Panel: DATASETS, WORKFLOWS, SOFTWARE AND AIS TO STUDY RELIGIONS: WHAT IS NEW AND WHAT IS AHEAD?



398_2.1 - A WORKFLOW FOR DIGITIZING AND SHARING ETHIOPIC MANUSCRIPTS

AUTHORS:
Ferrandino G. (University of Naples "L'Orientale" ~ Naples ~ Italy) , Ranieri T. (University of Naples "L'Orientale" ~ Naples ~ Italy) , D'Andrea A. (University of Naples "L'Orientale" ~ Naples ~ Italy)
Text:
The introduction of GenAI and machine learning techniques into philological studies is progressively transforming approaches to the digitization of sources. What was formerly a practice primarily aimed at the preservation of often unique paper-based documents has now evolved into an opportunity for a more rapid publication of ancient texts and for the creation of a virtual, interactive digital ecosystem. Systems for the recognition and interpretation of historical documents are achieving increasingly high levels of accuracy, even for lesser-documented languages, thereby allowing some of the most labor-intensive tasks traditionally undertaken by researchers—such as the reading and transcription of ancient texts—to be delegated to computational tools. The digital resources thus produced must subsequently be encoded in accordance with international standards to ensure their publication, retrieval, preservation, and dissemination, contributing to a redefinition of the concept of documentary archiving. In this context, the metadata creation process plays a central role, as it enables the definition of the entire workflow—both philological and technical—while contributing to the production of scholarly objects that are accessible even to users without advanced technical expertise.
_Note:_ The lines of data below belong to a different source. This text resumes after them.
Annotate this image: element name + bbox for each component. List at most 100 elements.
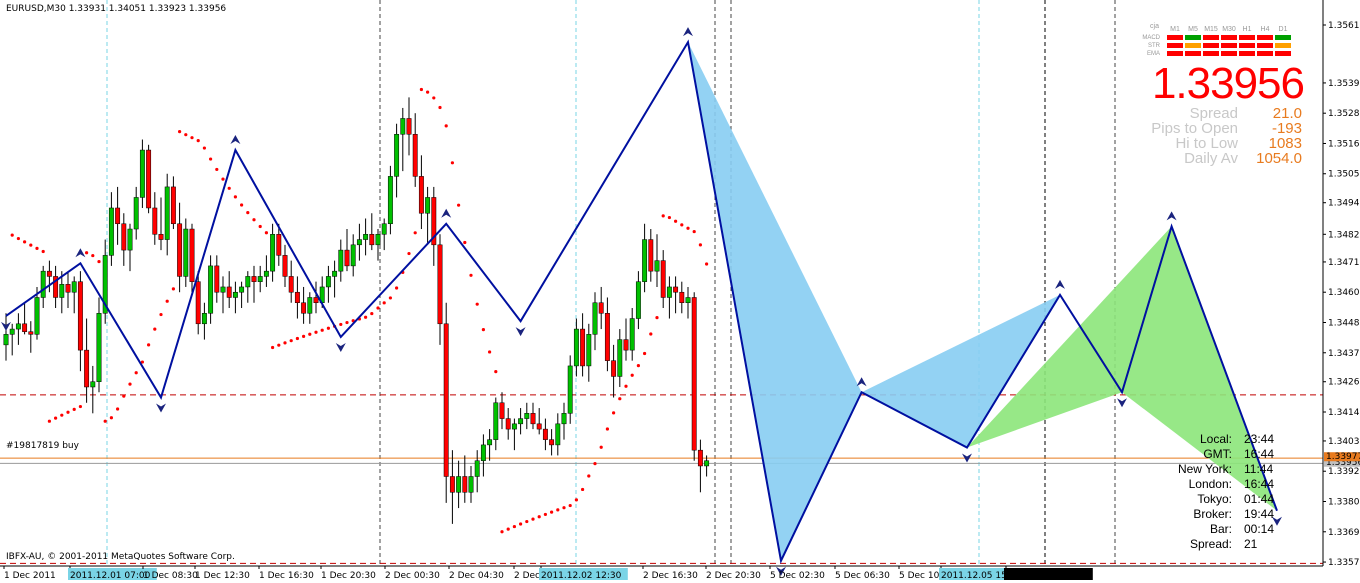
psar-dot xyxy=(636,364,641,368)
psar-dot xyxy=(649,332,653,336)
psar-dot xyxy=(593,462,597,466)
stat-value: -193 xyxy=(1271,120,1302,137)
candle-body xyxy=(356,239,362,246)
psar-dot xyxy=(171,287,175,291)
psar-dot xyxy=(122,394,126,398)
timeframe-row: M1 M5 M15 M30 H1 H4 D1 xyxy=(1128,26,1308,34)
psar-dot xyxy=(159,312,163,317)
psar-dot xyxy=(302,334,306,338)
candle-body xyxy=(363,234,369,240)
time-value: 16:44 xyxy=(1244,447,1275,461)
time-value: 00:14 xyxy=(1244,522,1275,536)
candle-body xyxy=(511,423,517,430)
time-tick-label: 2 Dec 16:30 xyxy=(643,571,698,581)
time-label: Local: xyxy=(1199,432,1232,446)
psar-dot xyxy=(599,445,603,449)
candle-body xyxy=(127,228,133,251)
time-axis: 1 Dec 2011 2011.12.01 07:001 Dec 08:301 D… xyxy=(0,565,1323,581)
candle-body xyxy=(592,302,598,335)
candle-body xyxy=(660,260,666,298)
time-tick-label: 2 Dec 20:30 xyxy=(706,571,761,581)
psar-dot xyxy=(475,302,479,306)
psar-dot xyxy=(692,229,696,234)
psar-dot xyxy=(320,328,324,332)
psar-dot xyxy=(116,407,120,411)
psar-dot xyxy=(60,413,64,417)
candle-body xyxy=(40,270,46,298)
candle-body xyxy=(28,331,34,335)
time-label: Broker: xyxy=(1193,507,1232,521)
psar-dot xyxy=(209,157,213,161)
candle-body xyxy=(580,328,586,367)
psar-dot xyxy=(47,419,52,423)
candle-body xyxy=(673,286,679,293)
candle-body xyxy=(350,244,356,267)
candle-body xyxy=(214,265,220,293)
psar-dot xyxy=(29,243,33,247)
psar-dot xyxy=(655,316,659,320)
signal-cell xyxy=(1257,35,1273,40)
candle-body xyxy=(691,297,697,451)
candle-body xyxy=(139,149,145,198)
psar-dot xyxy=(184,133,188,137)
candle-body xyxy=(499,402,505,419)
psar-dot xyxy=(41,249,45,254)
psar-dot xyxy=(134,371,138,375)
candle-body xyxy=(679,291,685,303)
psar-dot xyxy=(345,320,349,325)
candle-body xyxy=(704,460,710,467)
candle-body xyxy=(276,234,282,256)
time-row: New York: 11:44 xyxy=(1140,462,1280,477)
signal-row-label: MACD xyxy=(1142,35,1160,41)
candle-body xyxy=(611,360,617,377)
signal-row: STR xyxy=(1128,43,1308,49)
copyright: IBFX-AU, © 2001-2011 MetaQuotes Software… xyxy=(6,552,235,562)
candle-body xyxy=(666,286,672,298)
psar-dot xyxy=(612,411,616,415)
candle-body xyxy=(307,297,313,314)
time-label: New York: xyxy=(1177,462,1232,476)
candle-body xyxy=(635,281,641,319)
candle-body xyxy=(164,186,170,240)
candle-body xyxy=(133,197,139,230)
candle-body xyxy=(288,276,294,293)
candle-body xyxy=(195,281,201,325)
psar-dot xyxy=(438,105,442,110)
psar-dot xyxy=(419,87,423,92)
psar-dot xyxy=(605,427,610,431)
candle-body xyxy=(208,265,214,314)
price-tick-label: 1.34370 xyxy=(1328,349,1360,359)
candle-body xyxy=(251,276,257,282)
candle-body xyxy=(22,323,28,332)
psar-dot xyxy=(618,397,622,401)
candle-body xyxy=(567,365,573,414)
time-label: London: xyxy=(1188,477,1232,491)
timeframe-label: H4 xyxy=(1260,26,1270,33)
psar-dot xyxy=(271,345,275,350)
psar-dot xyxy=(91,253,95,258)
psar-dot xyxy=(10,233,14,237)
time-tick-label: 2011.12.01 07:00 xyxy=(70,571,151,581)
price-tick-label: 1.33920 xyxy=(1328,467,1360,477)
time-tick-label: 2 Dec 00:30 xyxy=(385,571,440,581)
signal-cell xyxy=(1167,43,1183,48)
price-tick-label: 1.33690 xyxy=(1328,528,1360,538)
time-row: Bar: 00:14 xyxy=(1140,522,1280,537)
price-tick-label: 1.35615 xyxy=(1328,21,1360,31)
candle-body xyxy=(524,413,530,419)
psar-dot xyxy=(469,273,473,277)
current-price: 1.33956 xyxy=(1151,59,1305,108)
psar-dot xyxy=(587,474,591,478)
chart-header: EURUSD,M30 1.33931 1.34051 1.33923 1.339… xyxy=(6,4,227,14)
candle-body xyxy=(443,323,449,477)
psar-dot xyxy=(233,195,237,199)
candle-body xyxy=(518,418,524,425)
candle-body xyxy=(561,413,567,425)
candle-body xyxy=(177,223,183,277)
signal-cell xyxy=(1275,43,1291,48)
psar-dot xyxy=(23,240,27,244)
candle-body xyxy=(505,418,511,430)
signal-cell xyxy=(1275,51,1291,56)
candle-body xyxy=(394,134,400,177)
candle-body xyxy=(152,207,158,235)
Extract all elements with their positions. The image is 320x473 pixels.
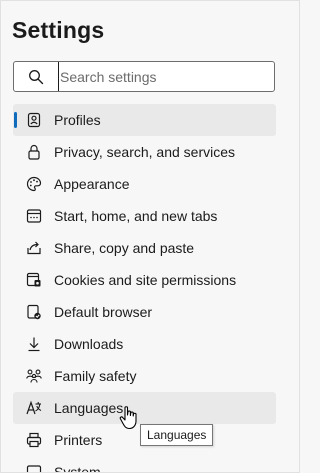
- sidebar-item-appearance[interactable]: Appearance: [13, 168, 276, 200]
- sidebar-item-label: Family safety: [54, 368, 137, 384]
- sidebar-item-label: Downloads: [54, 336, 124, 352]
- search-icon: [14, 62, 58, 91]
- home-tabs-icon: [13, 200, 54, 232]
- lock-icon: [13, 136, 54, 168]
- sidebar-item-label: Printers: [54, 432, 103, 448]
- site-permissions-icon: [13, 264, 54, 296]
- sidebar-item-label: Share, copy and paste: [54, 240, 195, 256]
- printer-icon: [13, 424, 54, 456]
- default-browser-icon: [13, 296, 54, 328]
- settings-panel: Settings Profiles Privacy, search, and s…: [0, 0, 300, 473]
- profile-icon: [13, 104, 54, 136]
- sidebar-item-start-home[interactable]: Start, home, and new tabs: [13, 200, 276, 232]
- sidebar-item-label: System: [54, 464, 101, 473]
- sidebar-item-label: Profiles: [54, 112, 101, 128]
- sidebar-item-privacy[interactable]: Privacy, search, and services: [13, 136, 276, 168]
- system-icon: [13, 456, 54, 472]
- page-title: Settings: [12, 17, 105, 43]
- sidebar-item-label: Default browser: [54, 304, 153, 320]
- download-icon: [13, 328, 54, 360]
- tooltip: Languages: [140, 424, 214, 446]
- language-icon: [13, 392, 54, 424]
- sidebar-item-profiles[interactable]: Profiles: [13, 104, 276, 136]
- sidebar-item-label: Start, home, and new tabs: [54, 208, 218, 224]
- sidebar-item-languages[interactable]: Languages: [13, 392, 276, 424]
- sidebar-item-label: Appearance: [54, 176, 130, 192]
- sidebar-item-system[interactable]: System: [13, 456, 276, 473]
- sidebar-item-default-browser[interactable]: Default browser: [13, 296, 276, 328]
- selected-indicator: [14, 112, 17, 128]
- search-input[interactable]: [58, 62, 258, 91]
- sidebar-item-cookies[interactable]: Cookies and site permissions: [13, 264, 276, 296]
- sidebar-item-label: Privacy, search, and services: [54, 144, 236, 160]
- settings-nav: Profiles Privacy, search, and services A…: [13, 104, 276, 473]
- palette-icon: [13, 168, 54, 200]
- sidebar-item-family-safety[interactable]: Family safety: [13, 360, 276, 392]
- search-box[interactable]: [13, 61, 275, 92]
- sidebar-item-share[interactable]: Share, copy and paste: [13, 232, 276, 264]
- family-icon: [13, 360, 54, 392]
- sidebar-item-downloads[interactable]: Downloads: [13, 328, 276, 360]
- hand-cursor-icon: [119, 406, 137, 430]
- share-icon: [13, 232, 54, 264]
- sidebar-item-label: Cookies and site permissions: [54, 272, 237, 288]
- sidebar-item-label: Languages: [54, 400, 124, 416]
This contribution examines the processes of acquisition, transcription, and online publication of a collection of religious manuscripts written in Geʿez. The documents were transcribed using the Transkribus platform and subsequently encoded with the Oxygen software according to the TEI standard. To ensure interoperability, the metadata were mapped to the Dublin Core schema, a general-purpose descriptive model that nonetheless effectively supports data integration and reusability. Finally, to support scholarly study and analysis, a text annotation system was designed, whose notes can be converted into Dublin Core metadata and associated with the original historical document.